La nuova consiliatura di Messina si apre tra nuovi equilibri politici, le prime tensioni in aula e la volontà della maggioranza di dare continuità al percorso amministrativo avviato negli ultimi anni. Ospite della trasmissione Tao Mattina Live di Radio Taormina Tv, condotta da Carmelo Caspanello, Danilo Lo Giudice, coordinatore regionale di Sud chiama Nord e sindaco di Santa Teresa di Riva, ha commentato l’insediamento del nuovo Consiglio comunale, segnato dall’elezione di Massimiliano Minutoli alla presidenza e dalle polemiche che hanno accompagnato la scelta del primo vicepresidente.
Secondo Lo Giudice, il voto ha confermato la volontà della maggioranza di garantire stabilità istituzionale in una fase importante per la città: “L’elezione del presidente del Consiglio rappresenta un passaggio fondamentale per consentire all’Aula di lavorare con serenità e affrontare rapidamente i tanti provvedimenti che attendono Messina”, ha spiegato. Nel corso dell’intervista il coordinatore regionale di Sud chiama Nord ha commentato anche la decisione delle opposizioni di abbandonare l’aula durante la votazione della vicepresidenza, auspicando un clima di maggiore collaborazione istituzionale. Lo Giudice ha sottolineato come la nuova amministrazione guidata dal sindaco Federico Basile possa contare su una squadra solida e su una maggioranza chiamata ora a trasformare il consenso ottenuto alle urne in risultati amministrativi.

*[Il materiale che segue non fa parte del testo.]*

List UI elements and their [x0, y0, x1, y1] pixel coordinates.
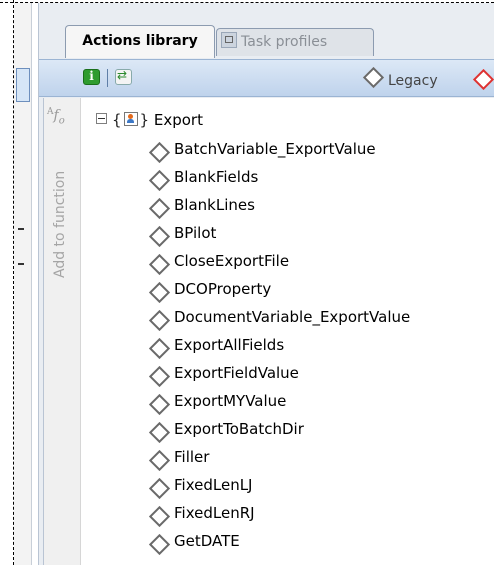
tab-actions-library[interactable]: Actions library	[65, 25, 215, 58]
tree-item-label: BatchVariable_ExportValue	[174, 140, 376, 158]
brace-close: }	[139, 111, 150, 129]
tree-item-label: BPilot	[174, 224, 217, 242]
task-profiles-icon	[221, 32, 237, 48]
tree-item-label: BlankLines	[174, 196, 255, 214]
legacy-legend: Legacy	[362, 66, 438, 89]
tree-root-label: Export	[153, 111, 203, 129]
tree-item-label: CloseExportFile	[174, 252, 290, 270]
actions-library-panel: Actions library Task profiles Legacy Afo…	[38, 3, 494, 565]
action-diamond-icon	[148, 505, 171, 528]
tab-task-profiles-label: Task profiles	[241, 34, 328, 50]
action-diamond-icon	[148, 533, 171, 556]
toolbar: Legacy	[39, 59, 494, 97]
action-diamond-icon	[148, 449, 171, 472]
tree-item-label: FixedLenLJ	[174, 476, 253, 494]
tree-item-label: DocumentVariable_ExportValue	[174, 308, 411, 326]
action-diamond-icon	[148, 169, 171, 192]
refresh-icon[interactable]	[115, 68, 132, 85]
brace-open: {	[112, 111, 122, 129]
legacy-label: Legacy	[388, 73, 438, 89]
tree-item-label: FixedLenRJ	[174, 504, 255, 522]
action-diamond-icon	[148, 281, 171, 304]
collapse-icon[interactable]	[96, 113, 107, 124]
tree-root-export[interactable]: {} Export	[96, 111, 203, 131]
action-diamond-icon	[148, 225, 171, 248]
action-diamond-icon	[148, 421, 171, 444]
action-diamond-icon	[148, 309, 171, 332]
tree-item-label: ExportAllFields	[174, 336, 285, 354]
action-diamond-icon	[148, 393, 171, 416]
add-to-function-bar[interactable]: Afo Add to function	[44, 98, 81, 565]
action-diamond-icon	[148, 477, 171, 500]
dock-handle[interactable]	[16, 68, 30, 102]
add-to-function-label: Add to function	[52, 170, 68, 278]
dock-tick	[18, 263, 24, 265]
tree-item-label: ExportFieldValue	[174, 364, 299, 382]
left-dock-strip	[14, 3, 32, 565]
tree-item-label: DCOProperty	[174, 280, 272, 298]
tree-item-label: ExportToBatchDir	[174, 420, 304, 438]
info-icon[interactable]	[83, 69, 100, 85]
actions-tree-area: Afo Add to function {} Export BatchVaria…	[43, 98, 494, 565]
new-action-diamond-icon	[472, 68, 494, 91]
action-diamond-icon	[148, 141, 171, 164]
action-diamond-icon	[148, 197, 171, 220]
action-diamond-icon	[148, 337, 171, 360]
legacy-diamond-icon	[362, 66, 385, 89]
tree-item-label: BlankFields	[174, 168, 259, 186]
toolbar-separator	[107, 69, 108, 87]
tab-task-profiles[interactable]: Task profiles	[216, 28, 374, 56]
tree-item-label: ExportMYValue	[174, 392, 287, 410]
action-diamond-icon	[148, 253, 171, 276]
tree-item-label: GetDATE	[174, 532, 240, 550]
function-icon: Afo	[47, 107, 65, 127]
tree-item-label: Filler	[174, 448, 210, 466]
action-diamond-icon	[148, 365, 171, 388]
dock-tick	[18, 228, 24, 230]
user-icon	[123, 112, 138, 126]
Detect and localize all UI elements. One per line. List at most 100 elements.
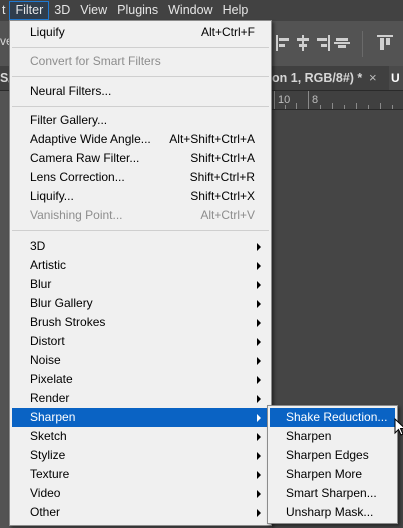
mouse-pointer-icon xyxy=(394,418,403,436)
align-middle-icon[interactable] xyxy=(334,35,350,55)
menu-filter[interactable]: Filter xyxy=(9,1,50,20)
menu-item-label: Other xyxy=(30,505,61,519)
menu-view[interactable]: View xyxy=(75,1,112,20)
align-right-icon[interactable] xyxy=(316,35,330,55)
submenu-item-unsharp-mask[interactable]: Unsharp Mask... xyxy=(270,503,395,522)
doc-tab-right-fragment[interactable]: U xyxy=(389,66,403,90)
align-center-icon[interactable] xyxy=(296,35,310,55)
menu-item-label: Filter Gallery... xyxy=(30,113,108,127)
menu-item-label: Neural Filters... xyxy=(30,84,112,98)
doc-tab-title[interactable]: on 1, RGB/8#) * xyxy=(272,66,366,90)
ruler-tick xyxy=(392,105,393,109)
submenu-arrow-icon xyxy=(257,319,261,327)
menu-item-label: Blur Gallery xyxy=(30,296,93,310)
menu-item-other[interactable]: Other xyxy=(12,503,269,522)
submenu-arrow-icon xyxy=(257,281,261,289)
submenu-item-shake-reduction[interactable]: Shake Reduction... xyxy=(270,408,395,427)
menu-item-distort[interactable]: Distort xyxy=(12,332,269,351)
menu-item-label: Distort xyxy=(30,334,65,348)
menu-separator xyxy=(12,230,269,231)
menu-item-label: Vanishing Point... xyxy=(30,208,123,222)
ruler-tick xyxy=(320,105,321,109)
submenu-arrow-icon xyxy=(257,490,261,498)
menu-item-lens-correction[interactable]: Lens Correction... Shift+Ctrl+R xyxy=(12,168,269,187)
menu-item-label: Lens Correction... xyxy=(30,170,125,184)
menu-item-stylize[interactable]: Stylize xyxy=(12,446,269,465)
menu-item-shortcut: Shift+Ctrl+A xyxy=(190,151,255,165)
menu-item-shortcut: Alt+Shift+Ctrl+A xyxy=(169,132,255,146)
menu-item-label: Adaptive Wide Angle... xyxy=(30,132,151,146)
options-divider xyxy=(362,31,363,57)
ruler-tick xyxy=(344,105,345,109)
ruler-tick xyxy=(356,103,357,109)
submenu-item-label: Smart Sharpen... xyxy=(286,486,377,500)
filter-menu: Liquify Alt+Ctrl+F Convert for Smart Fil… xyxy=(9,20,272,526)
menu-window[interactable]: Window xyxy=(163,1,217,20)
menu-item-blur-gallery[interactable]: Blur Gallery xyxy=(12,294,269,313)
menu-item-label: Stylize xyxy=(30,448,66,462)
ruler-tick xyxy=(380,103,381,109)
menu-item-camera-raw-filter[interactable]: Camera Raw Filter... Shift+Ctrl+A xyxy=(12,149,269,168)
submenu-arrow-icon xyxy=(257,395,261,403)
menu-item-label: Sharpen xyxy=(30,410,76,424)
ruler-label: 8 xyxy=(312,94,319,106)
menu-item-pixelate[interactable]: Pixelate xyxy=(12,370,269,389)
align-top-icon[interactable] xyxy=(377,35,393,55)
menu-item-sharpen[interactable]: Sharpen xyxy=(12,408,269,427)
menu-3d[interactable]: 3D xyxy=(49,1,75,20)
submenu-arrow-icon xyxy=(257,509,261,517)
submenu-arrow-icon xyxy=(257,300,261,308)
menu-item-label: Liquify... xyxy=(30,189,74,203)
menu-item-convert-smart-filters[interactable]: Convert for Smart Filters xyxy=(12,52,269,71)
menu-item-noise[interactable]: Noise xyxy=(12,351,269,370)
menu-bar: t Filter 3D View Plugins Window Help xyxy=(0,0,403,21)
menu-item-artistic[interactable]: Artistic xyxy=(12,256,269,275)
menu-item-label: Sketch xyxy=(30,429,67,443)
ruler-tick xyxy=(296,103,297,109)
ruler-tick xyxy=(274,91,275,109)
menu-item-sketch[interactable]: Sketch xyxy=(12,427,269,446)
submenu-item-sharpen-edges[interactable]: Sharpen Edges xyxy=(270,446,395,465)
menu-item-label: 3D xyxy=(30,239,46,253)
submenu-item-label: Sharpen More xyxy=(286,467,363,481)
menu-item-filter-gallery[interactable]: Filter Gallery... xyxy=(12,111,269,130)
menu-item-texture[interactable]: Texture xyxy=(12,465,269,484)
submenu-item-label: Shake Reduction... xyxy=(286,410,388,424)
submenu-item-label: Sharpen xyxy=(286,429,332,443)
submenu-arrow-icon xyxy=(257,376,261,384)
align-left-icon[interactable] xyxy=(276,35,290,55)
menu-item-label: Noise xyxy=(30,353,61,367)
menu-help[interactable]: Help xyxy=(218,1,254,20)
horizontal-ruler: 10 8 xyxy=(272,91,403,110)
menu-item-neural-filters[interactable]: Neural Filters... xyxy=(12,82,269,101)
submenu-item-smart-sharpen[interactable]: Smart Sharpen... xyxy=(270,484,395,503)
menu-item-3d[interactable]: 3D xyxy=(12,237,269,256)
menu-item-adaptive-wide-angle[interactable]: Adaptive Wide Angle... Alt+Shift+Ctrl+A xyxy=(12,130,269,149)
menu-separator xyxy=(12,47,269,48)
menu-item-shortcut: Alt+Ctrl+V xyxy=(200,208,255,222)
menu-item-vanishing-point[interactable]: Vanishing Point... Alt+Ctrl+V xyxy=(12,206,269,225)
tab-close-icon[interactable]: × xyxy=(369,66,377,90)
menu-separator xyxy=(12,106,269,107)
menu-item-liquify[interactable]: Liquify... Shift+Ctrl+X xyxy=(12,187,269,206)
ruler-tick xyxy=(332,103,333,109)
submenu-arrow-icon xyxy=(257,243,261,251)
menu-item-shortcut: Alt+Ctrl+F xyxy=(200,25,255,39)
menu-plugins[interactable]: Plugins xyxy=(112,1,163,20)
menu-item-brush-strokes[interactable]: Brush Strokes xyxy=(12,313,269,332)
menu-item-label: Pixelate xyxy=(30,372,73,386)
submenu-item-sharpen[interactable]: Sharpen xyxy=(270,427,395,446)
submenu-arrow-icon xyxy=(257,357,261,365)
menu-edit-fragment[interactable]: t xyxy=(0,1,9,20)
menu-item-label: Artistic xyxy=(30,258,66,272)
menu-item-label: Brush Strokes xyxy=(30,315,106,329)
menu-item-video[interactable]: Video xyxy=(12,484,269,503)
menu-item-shortcut: Shift+Ctrl+R xyxy=(189,170,255,184)
submenu-item-sharpen-more[interactable]: Sharpen More xyxy=(270,465,395,484)
menu-item-render[interactable]: Render xyxy=(12,389,269,408)
menu-separator xyxy=(12,76,269,77)
menu-item-liquify-last[interactable]: Liquify Alt+Ctrl+F xyxy=(12,23,269,42)
menu-item-label: Video xyxy=(30,486,61,500)
menu-item-blur[interactable]: Blur xyxy=(12,275,269,294)
menu-item-label: Render xyxy=(30,391,70,405)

L’esponente di Sud chiama Nord ha poi evidenziato come l’elezione di Nello Pergolizzi alla vicepresidenza rientri nelle valutazioni politiche compiute dalla maggioranza per garantire equilibrio e valorizzare le competenze maturate nel precedente mandato, ribadendo che il movimento continuerà a lavorare in modo compatto. Guardando oltre Palazzo Zanca, Lo Giudice ha confermato che Sud chiama Nord prosegue il proprio percorso di crescita sul territorio, rafforzando il dialogo con amministratori locali e cittadini, con l’obiettivo, di consolidare una classe dirigente capace di affrontare le grandi sfide della Sicilia partendo dall’esperienza amministrativa maturata nei Comuni. Infine, un richiamo al senso delle istituzioni e al ruolo del Consiglio comunale, chiamato a rappresentare l’intera città. “Le differenze politiche ci saranno sempre, ma quando si amministra bisogna mettere al primo posto l’interesse della comunità. È questo lo spirito con cui la maggioranza intende affrontare i prossimi anni di lavoro”.